Both KGM and the Union argued to the Arbitrator that the language of the KGM CBA was clear and unambiguous. KGM argued that section 12.01 contained no indication or evidence of any intent to have KGM pay an employee's medical insurance premiums when that employee was already on an extended leave because of a disability. The Union, on the other hand, argued that Marinas was an "eligible" employee because he had worked for KGM for more than sixty days, and, under section 12.03 of the CBA, "Medical benefits for new employees will commence on the first day of the month following sixty (60) days of employment." Of course, at the time the CBA became effective in August 2004, Marinas had worked for KGM for close to a year.

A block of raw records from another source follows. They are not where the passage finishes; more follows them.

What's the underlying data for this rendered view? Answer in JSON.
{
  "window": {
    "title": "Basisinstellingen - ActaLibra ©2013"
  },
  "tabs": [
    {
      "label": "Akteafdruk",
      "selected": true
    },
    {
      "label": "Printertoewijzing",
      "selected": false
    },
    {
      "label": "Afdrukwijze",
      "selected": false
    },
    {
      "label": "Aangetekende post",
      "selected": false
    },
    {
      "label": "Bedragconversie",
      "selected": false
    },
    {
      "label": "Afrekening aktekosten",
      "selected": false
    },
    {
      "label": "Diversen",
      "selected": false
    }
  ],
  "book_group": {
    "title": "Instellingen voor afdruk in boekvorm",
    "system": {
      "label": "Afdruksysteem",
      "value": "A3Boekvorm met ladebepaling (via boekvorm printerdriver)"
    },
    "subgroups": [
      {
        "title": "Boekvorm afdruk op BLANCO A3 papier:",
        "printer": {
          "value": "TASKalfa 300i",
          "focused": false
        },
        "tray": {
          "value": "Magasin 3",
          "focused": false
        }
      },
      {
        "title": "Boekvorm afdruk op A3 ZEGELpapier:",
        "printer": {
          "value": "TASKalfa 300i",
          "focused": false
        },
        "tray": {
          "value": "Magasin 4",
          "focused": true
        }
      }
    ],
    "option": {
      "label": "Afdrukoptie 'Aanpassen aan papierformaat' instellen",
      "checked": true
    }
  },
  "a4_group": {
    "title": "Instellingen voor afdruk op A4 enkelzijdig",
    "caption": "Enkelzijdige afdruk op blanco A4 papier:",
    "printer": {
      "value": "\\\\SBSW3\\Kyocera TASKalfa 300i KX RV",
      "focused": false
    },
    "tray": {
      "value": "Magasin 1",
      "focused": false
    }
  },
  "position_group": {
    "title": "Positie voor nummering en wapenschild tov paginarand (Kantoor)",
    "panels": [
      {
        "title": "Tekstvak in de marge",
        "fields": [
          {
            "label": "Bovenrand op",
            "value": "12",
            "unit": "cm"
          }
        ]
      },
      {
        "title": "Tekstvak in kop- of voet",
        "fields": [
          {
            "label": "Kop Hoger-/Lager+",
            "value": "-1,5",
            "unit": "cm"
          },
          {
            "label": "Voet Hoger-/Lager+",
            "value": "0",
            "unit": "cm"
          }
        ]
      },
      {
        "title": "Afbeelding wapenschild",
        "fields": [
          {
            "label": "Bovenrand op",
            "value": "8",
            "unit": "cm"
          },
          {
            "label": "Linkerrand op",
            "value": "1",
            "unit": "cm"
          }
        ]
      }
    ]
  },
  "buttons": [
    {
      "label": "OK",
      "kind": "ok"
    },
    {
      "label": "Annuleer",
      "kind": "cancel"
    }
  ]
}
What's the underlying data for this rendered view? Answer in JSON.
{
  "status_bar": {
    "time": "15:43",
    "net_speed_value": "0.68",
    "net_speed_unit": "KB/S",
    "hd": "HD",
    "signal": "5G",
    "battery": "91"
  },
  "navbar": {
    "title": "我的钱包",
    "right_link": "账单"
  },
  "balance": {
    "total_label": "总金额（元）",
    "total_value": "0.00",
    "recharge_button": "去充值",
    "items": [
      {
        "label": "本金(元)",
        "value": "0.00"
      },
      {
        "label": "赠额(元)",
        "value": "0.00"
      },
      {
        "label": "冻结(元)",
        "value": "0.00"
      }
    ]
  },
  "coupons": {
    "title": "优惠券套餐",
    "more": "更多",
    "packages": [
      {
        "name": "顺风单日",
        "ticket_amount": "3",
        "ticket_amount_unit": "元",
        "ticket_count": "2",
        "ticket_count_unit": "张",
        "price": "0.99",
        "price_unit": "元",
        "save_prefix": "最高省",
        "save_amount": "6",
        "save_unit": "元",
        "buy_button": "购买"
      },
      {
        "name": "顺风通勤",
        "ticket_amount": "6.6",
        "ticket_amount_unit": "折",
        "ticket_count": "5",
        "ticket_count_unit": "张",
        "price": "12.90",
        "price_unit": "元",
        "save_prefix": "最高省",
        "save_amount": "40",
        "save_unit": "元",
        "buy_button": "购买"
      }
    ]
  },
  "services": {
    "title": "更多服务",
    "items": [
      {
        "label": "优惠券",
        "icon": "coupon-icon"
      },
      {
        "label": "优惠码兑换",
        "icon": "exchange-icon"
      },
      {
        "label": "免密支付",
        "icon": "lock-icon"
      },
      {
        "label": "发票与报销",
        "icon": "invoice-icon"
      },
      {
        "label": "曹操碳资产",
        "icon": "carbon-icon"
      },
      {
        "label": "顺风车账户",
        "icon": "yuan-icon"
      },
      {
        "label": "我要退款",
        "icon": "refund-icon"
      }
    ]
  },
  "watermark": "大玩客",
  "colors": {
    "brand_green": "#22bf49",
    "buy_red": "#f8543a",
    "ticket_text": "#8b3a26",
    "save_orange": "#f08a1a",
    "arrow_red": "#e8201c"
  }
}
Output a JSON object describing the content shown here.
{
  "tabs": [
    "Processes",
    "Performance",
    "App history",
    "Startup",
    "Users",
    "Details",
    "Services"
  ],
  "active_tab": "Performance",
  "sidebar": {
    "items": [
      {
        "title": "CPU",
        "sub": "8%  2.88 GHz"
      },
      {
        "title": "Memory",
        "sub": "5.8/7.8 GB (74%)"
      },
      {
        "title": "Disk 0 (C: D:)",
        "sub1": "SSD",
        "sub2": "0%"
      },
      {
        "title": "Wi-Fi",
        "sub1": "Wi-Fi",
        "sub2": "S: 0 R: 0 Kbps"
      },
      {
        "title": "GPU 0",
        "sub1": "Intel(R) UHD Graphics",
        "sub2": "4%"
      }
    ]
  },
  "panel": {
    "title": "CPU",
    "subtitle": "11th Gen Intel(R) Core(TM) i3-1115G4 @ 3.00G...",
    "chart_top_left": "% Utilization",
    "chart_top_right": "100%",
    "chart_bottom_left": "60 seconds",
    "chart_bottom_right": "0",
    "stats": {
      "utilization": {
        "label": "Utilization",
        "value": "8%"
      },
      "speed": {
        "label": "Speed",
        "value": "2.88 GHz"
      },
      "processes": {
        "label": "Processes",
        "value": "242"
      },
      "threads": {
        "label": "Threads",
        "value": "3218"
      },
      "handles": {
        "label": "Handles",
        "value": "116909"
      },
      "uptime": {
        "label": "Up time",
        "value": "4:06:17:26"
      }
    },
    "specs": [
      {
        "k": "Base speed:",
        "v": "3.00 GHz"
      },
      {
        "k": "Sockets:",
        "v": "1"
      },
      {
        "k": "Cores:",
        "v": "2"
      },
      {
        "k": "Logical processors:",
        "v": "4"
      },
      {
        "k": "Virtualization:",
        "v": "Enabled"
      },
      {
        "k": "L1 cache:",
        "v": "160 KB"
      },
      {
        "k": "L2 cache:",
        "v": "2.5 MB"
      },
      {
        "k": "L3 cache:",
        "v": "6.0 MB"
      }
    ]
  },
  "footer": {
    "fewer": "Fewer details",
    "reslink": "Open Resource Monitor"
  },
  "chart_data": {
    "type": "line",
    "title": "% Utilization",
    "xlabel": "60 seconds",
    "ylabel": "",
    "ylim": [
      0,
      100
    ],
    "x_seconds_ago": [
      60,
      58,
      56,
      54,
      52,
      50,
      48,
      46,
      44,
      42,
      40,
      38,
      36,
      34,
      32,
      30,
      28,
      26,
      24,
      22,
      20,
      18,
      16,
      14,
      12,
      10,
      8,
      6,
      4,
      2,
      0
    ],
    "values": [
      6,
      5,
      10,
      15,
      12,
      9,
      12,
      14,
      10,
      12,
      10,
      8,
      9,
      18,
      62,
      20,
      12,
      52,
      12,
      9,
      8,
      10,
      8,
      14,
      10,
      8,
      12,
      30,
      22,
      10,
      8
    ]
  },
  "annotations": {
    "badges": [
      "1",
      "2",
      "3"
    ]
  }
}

The Arbitrator determined that sections 12.01 through 12.03 did not expressly address whether KGM had an "obligation to provide medical insurance coverage in the specific context of an employee on long[-]term leave of absence due to disability." Arbitration Award at 9. He concluded that the contractual provisions regarding provision of medical insurance to Marinas were not clear and unambiguous. Id. He therefore looked to the parties' bargaining history and past practice to determine whether the parties had intended to provide that insurance to Marinas. Id.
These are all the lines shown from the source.